Aimed at performing and recording orchestral works from historically underrepresented composers, the concert is an expansion of a Minnesota Orchestra recording project that began in 2021
Conducted by Kensho Watanabe, hosted by Dr. Louise Toppin and featuring bass-baritone soloist Christopher Humbert Jr., the October 7 concert features six works new to the Orchestra
MINNEAPOLIS, MINNESOTA (September 27, 2022) — The Minnesota Orchestra will debut a new concert initiative—the Listening Project—on Friday, October 7, focused on performing and recording orchestral works by historically underrepresented composers. Led by guest conductor Kensho Watanabe and hosted by Dr. Louise Toppin, the performance will feature six works by Black composers that have never been played by the Minnesota Orchestra, with the aim of introducing musicians and audiences to a trove of rarely heard music and creating recordings to help promote these compositions across the orchestral field.
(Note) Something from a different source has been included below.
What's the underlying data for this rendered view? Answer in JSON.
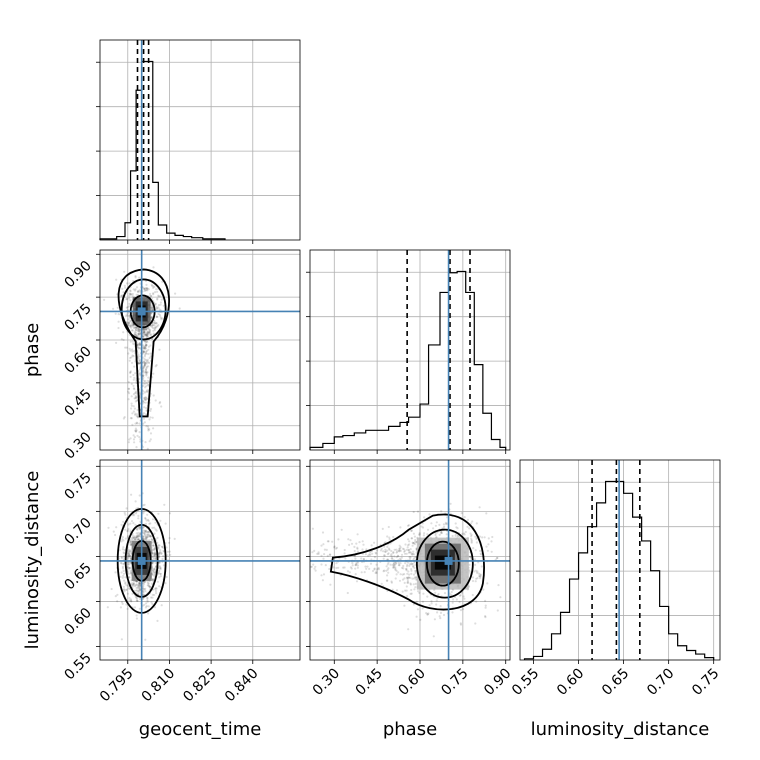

The evening opens with Samuel Coleridge-Taylor’s Idyll followed by Jamaican-born composer Eleanor Alberga’s recent work The Soul’s Expression and Hale Smith’s jazz-inspired Contours. The concert’s second half begins with Adolphus Hailstork’s Lachrymosa: 1919 and continues with Spirituals, a collection of five popular African American spirituals arranged by Margaret Bonds, one of the first Black composers to gain wide recognition in the United States. The program concludes with Colonial Dance, a composition by Florence Price—who in 1933 became the first African American woman to have her music played by a major symphony orchestra. Bass-baritone Christopher Humbert Jr. will perform as soloist in both Alberga’s The Soul’s Expression and Bonds’ Spirituals.